Se basant sur des rapports médicaux, l'Observatoire syrien des droits de l'Homme (OSDH) a comptabilisé plus de 300 morts par gaz toxique, dont des dizaines de rebelles. Le président syrien a par ailleurs mis en garde les Etats-Unis contre une intervention militaire en Syrie.

"Les Etats-Unis essuieront un échec comme lors de toutes les guerres précédentes qu'ils ont lancées à commencer par le Vietnam", a-t-il lancé. "L'Amérique a mené plusieurs guerres et n'a jamais atteint les objectifs pour lesquels ces guerres ont été déclarées", a ajouté le président syrien.

"Elle n'a pas réussi à convaincre les peuples multiethniques du caractère juste de ces guerres ni imposer son idéologie dans ces pays", a-t-il poursuivi.

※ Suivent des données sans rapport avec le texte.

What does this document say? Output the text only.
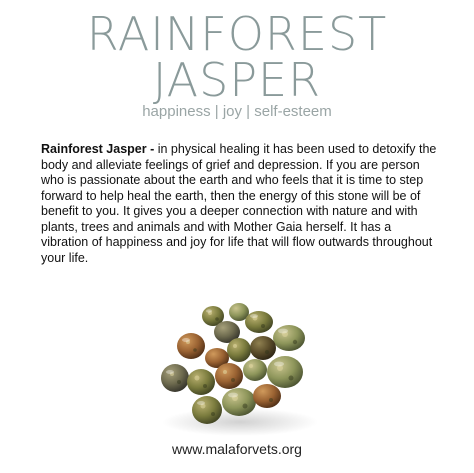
RAINFOREST
JASPER
happiness | joy | self-esteem
Rainforest Jasper - in physical healing it has been used to detoxify the body and alleviate feelings of grief and depression. If you are person who is passionate about the earth and who feels that it is time to step forward to help heal the earth, then the energy of this stone will be of benefit to you. It gives you a deeper connection with nature and with plants, trees and animals and with Mother Gaia herself. It has a vibration of happiness and joy for life that will flow outwards throughout your life.
www.malaforvets.org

Il a accusé "certains leaders" occidentaux de "ne pas connaître l'histoire et de ne pas en tirer les leçons". "Ont-ils tiré les leçons de ces 50 dernières années? Ils auraient dû étudier les documents de leurs prédécesseurs qui ont perdu toutes les guerres à commencer par le Vietnam et jusqu'à nos jours", a-t-il dit dans une claire allusion à l'administration américaine.

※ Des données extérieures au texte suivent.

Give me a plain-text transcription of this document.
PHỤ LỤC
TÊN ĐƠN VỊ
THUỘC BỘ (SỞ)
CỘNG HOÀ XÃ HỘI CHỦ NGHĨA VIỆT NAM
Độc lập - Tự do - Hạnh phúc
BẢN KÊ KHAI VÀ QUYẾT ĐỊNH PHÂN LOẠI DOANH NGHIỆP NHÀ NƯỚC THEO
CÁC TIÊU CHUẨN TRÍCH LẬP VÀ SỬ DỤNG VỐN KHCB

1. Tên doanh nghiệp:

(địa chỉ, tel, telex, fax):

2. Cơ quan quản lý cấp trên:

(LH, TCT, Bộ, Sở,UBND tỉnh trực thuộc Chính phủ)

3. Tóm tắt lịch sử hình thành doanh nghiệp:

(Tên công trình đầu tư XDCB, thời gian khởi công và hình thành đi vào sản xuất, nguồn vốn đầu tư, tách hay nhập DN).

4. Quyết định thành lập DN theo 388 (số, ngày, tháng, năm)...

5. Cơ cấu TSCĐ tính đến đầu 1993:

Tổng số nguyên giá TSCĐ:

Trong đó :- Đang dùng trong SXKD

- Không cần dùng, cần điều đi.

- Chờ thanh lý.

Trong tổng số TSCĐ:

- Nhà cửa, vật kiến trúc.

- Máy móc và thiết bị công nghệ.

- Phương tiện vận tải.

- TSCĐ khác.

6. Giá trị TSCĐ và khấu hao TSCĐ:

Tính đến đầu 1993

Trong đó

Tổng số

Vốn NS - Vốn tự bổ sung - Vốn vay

"N'ont-ils pas compris que toutes ces guerres n'ont apporté rien d'autre que la ruine et l'instabilité au Proche-Orient et dans d'autres régions du monde", a poursuivi le président syrien.

M. Assad qui déclare lutter "contre les terroristes" en Syrie a aussi mis en garde les Occidentaux contre le fait que "le terrorisme n'était pas une carte qu'on joue une fois et (qu')on oublie ensuite".

"On ne peut pas être pour le terrorisme en Syrie et contre le terrorisme au Mali. On ne peut pas soutenir le terrorisme en Tchétchénie et lutter contre en Afghanistan", a-t-il souligné. "Personne ne réussira à transformer la Syrie en une marionnette des Occidentaux."

Le président syrien a par ailleurs souligné que tous les contrats militaires signés avec la Russie étaient "exécutés". "Ni la crise, ni les pressions des Etats-Unis, de l'Europe et des pays du Golfe n'ont empêché la Russie de livrer à la Syrie ce dont elle a besoin pour protéger son peuple", a-t-il souligné.

Bachar al-Assad a aussi accusé le Qatar, la Turquie et l'Arabie saoudite de "soutenir ouvertement les terroristes" syriens. "Le Qatar est leur sponsor, la Turquie les entraîne et leur assure des couloirs. Maintenant c'est l'Arabie Saoudite qui a remplacé le Qatar en tant que sponsor. L'Arabie saoudite est un Etat qui n'a que de l'argent et ne peut pas créer une société civilisée et entretenir la paix", a-t-il affirmé.

"C'est dommage qu'un grand pays comme la Turquie puisse être manipulé par quelques dollars. Malheureusement cet énorme pays avec une situation stratégique et une opinion publique progressiste est dirigé par un pays du Golfe", a-t-il dit.

Une intervention en Syrie aura des conséquences "gravissimes", avertit la Russie

La Russie a mis lundi en garde les Etats-Unis contre les conséquences "extrêmement graves" d'une possible intervention militaire en Syrie au cours d'un entretien téléphonique entre le chef de la diplomatie russe Sergueï Lavrov et son homologue américain John Kerry.

"M. Lavrov a attiré l'attention de son interlocuteur sur les conséquences extrêmement graves d'une possible intervention militaire pour le Proche-Orient et l'Afrique du Nord où des pays comme l'Irak ou la Libye sont toujours déstabilisés", selon un communiqué du ministère russe des Affaires étrangères.

La Russie "est très inquiète" par les récentes déclarations américaines selon lesquelles Washington est prêt à "intervenir" dans le conflit syrien, a souligné le chef de la diplomatie russe.

Dans ce contexte, "la Russie appelle à s'abstenir de faire pression sur Damas, ne pas céder aux provocations et tenter de créer des conditions normales pour que la mission de l'ONU puisse mener une enquête minutieuse et impartiale sur place", selon le communiqué.

La Russie est l'un des derniers soutiens du régime du président Bachar al-Assad auquel elle vend des armes.